The support offered by a supermarket is not limited to its support for community causes. In 2008, the Bureau of Labor Statistics ranked grocery stores among America’s largest industries.
Grocery stores hire large numbers of youth; 15.9 percent of their employees are ages 16-19, and another 13.5 percent are ages 20-24. Part- or full-time jobs as stockers, baggers and cashiers give many youths their first real job experience.
The Giant at 1535 Alabama Ave. hired about 200 employees when it opened. Of these employees, around 90 percent were from Ward 8. That translates to around 180 jobs provided directly to the community.
The workers are bustling and energetic. One employee wittily encourages two others. A woman in an apron and a Giant baseball cap busily replaces cookies in the bakery area. A man pushing a large dolly stops his work to give a customer directions to the restroom; seeing the customer again, he checks to make sure the customer found it. Teenage boys restock shelves with neat rows of cereal and spaghetti sauce.
A Better Future
There is hope that other areas of Wards 7 and 8 will soon see similar improvements in food access. Yes! Organic Market is opening its first store east of the Anacostia River at 2321 Pennsylvania Ave., S.E. in August, providing the area with its largest and most extensive organic market to date.
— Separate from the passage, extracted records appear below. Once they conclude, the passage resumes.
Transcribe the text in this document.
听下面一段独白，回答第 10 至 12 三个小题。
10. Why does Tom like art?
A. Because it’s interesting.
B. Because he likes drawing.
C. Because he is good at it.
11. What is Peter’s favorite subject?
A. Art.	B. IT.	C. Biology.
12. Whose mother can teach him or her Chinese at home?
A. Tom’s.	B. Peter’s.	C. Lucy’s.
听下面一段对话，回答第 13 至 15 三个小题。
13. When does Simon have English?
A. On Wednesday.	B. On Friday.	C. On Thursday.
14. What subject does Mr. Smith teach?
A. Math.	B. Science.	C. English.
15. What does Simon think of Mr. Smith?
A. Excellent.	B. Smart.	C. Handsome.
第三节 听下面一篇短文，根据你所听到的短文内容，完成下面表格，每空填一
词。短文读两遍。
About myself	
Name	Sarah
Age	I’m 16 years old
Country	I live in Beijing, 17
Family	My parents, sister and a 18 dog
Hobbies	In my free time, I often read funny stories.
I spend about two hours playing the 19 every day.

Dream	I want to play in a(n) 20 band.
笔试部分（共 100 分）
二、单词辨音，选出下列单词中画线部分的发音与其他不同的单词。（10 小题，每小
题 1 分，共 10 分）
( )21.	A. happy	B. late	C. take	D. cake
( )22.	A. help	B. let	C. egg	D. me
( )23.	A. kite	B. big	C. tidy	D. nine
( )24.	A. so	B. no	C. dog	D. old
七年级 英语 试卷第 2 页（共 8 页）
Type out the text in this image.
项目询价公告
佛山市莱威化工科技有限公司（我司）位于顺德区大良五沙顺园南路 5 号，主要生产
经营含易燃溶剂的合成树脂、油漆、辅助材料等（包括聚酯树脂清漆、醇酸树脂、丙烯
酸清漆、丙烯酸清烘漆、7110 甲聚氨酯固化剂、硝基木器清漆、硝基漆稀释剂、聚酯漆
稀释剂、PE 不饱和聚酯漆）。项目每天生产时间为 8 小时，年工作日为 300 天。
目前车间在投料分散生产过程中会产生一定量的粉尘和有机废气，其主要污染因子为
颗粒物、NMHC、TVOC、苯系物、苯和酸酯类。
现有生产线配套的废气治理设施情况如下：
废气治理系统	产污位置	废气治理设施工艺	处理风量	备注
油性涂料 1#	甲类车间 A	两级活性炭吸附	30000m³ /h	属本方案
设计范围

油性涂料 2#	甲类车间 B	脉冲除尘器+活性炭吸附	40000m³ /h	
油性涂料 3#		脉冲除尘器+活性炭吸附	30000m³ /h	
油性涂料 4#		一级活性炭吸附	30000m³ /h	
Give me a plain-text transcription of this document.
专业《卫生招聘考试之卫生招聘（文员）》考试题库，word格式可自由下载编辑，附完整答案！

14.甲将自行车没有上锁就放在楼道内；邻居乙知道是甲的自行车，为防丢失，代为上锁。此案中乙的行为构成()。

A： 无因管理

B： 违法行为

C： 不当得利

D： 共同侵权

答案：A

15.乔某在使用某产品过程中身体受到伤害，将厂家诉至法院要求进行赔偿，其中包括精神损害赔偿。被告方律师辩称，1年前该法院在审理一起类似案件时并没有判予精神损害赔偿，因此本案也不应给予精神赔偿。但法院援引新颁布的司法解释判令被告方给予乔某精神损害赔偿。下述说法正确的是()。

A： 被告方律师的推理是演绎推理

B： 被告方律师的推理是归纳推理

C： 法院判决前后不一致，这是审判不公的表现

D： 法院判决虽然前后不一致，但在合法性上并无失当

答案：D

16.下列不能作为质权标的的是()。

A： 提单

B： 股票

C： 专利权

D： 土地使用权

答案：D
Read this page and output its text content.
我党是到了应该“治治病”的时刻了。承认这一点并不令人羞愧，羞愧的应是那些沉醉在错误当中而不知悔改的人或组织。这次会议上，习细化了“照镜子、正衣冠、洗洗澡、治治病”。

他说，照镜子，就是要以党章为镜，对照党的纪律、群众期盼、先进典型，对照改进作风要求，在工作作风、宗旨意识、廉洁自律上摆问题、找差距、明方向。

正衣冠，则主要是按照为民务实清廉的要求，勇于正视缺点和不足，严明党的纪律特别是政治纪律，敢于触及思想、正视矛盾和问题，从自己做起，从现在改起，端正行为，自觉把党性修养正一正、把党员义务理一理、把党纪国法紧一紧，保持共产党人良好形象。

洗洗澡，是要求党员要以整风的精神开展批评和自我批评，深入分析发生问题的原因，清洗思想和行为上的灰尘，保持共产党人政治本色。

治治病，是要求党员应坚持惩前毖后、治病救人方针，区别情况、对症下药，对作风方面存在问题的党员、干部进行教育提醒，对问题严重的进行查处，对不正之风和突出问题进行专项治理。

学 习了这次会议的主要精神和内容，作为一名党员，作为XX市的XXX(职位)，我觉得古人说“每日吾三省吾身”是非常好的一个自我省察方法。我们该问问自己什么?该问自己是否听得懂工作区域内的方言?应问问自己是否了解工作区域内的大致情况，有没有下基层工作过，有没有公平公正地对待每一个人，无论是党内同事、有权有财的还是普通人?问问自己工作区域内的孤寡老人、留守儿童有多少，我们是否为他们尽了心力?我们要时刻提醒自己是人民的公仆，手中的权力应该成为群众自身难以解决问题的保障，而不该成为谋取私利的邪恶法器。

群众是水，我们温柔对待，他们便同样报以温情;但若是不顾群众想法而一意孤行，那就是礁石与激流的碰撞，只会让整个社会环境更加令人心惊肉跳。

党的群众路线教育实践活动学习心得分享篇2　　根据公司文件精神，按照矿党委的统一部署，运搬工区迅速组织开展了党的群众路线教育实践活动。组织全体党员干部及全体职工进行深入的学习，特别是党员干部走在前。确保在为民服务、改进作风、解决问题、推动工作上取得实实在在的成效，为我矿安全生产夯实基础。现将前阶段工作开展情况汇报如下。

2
Michelle Obama has taken note of the challenging issue of food deserts locally and nationally and has made their eradication a key component of “Let’s Move,” her initiative for healthy children. In February, Obama appeared on FOX news and said, “We have to eliminate food deserts. One of the goals of Let’s Move is to eliminate food deserts in seven years.”
Obama emphasized that 23.5 million Americans currently live in areas with limited access to healthy food choices. Her proposed initiative includes $400 million in funding to address food deserts and bring healthier foods to America, especially its children.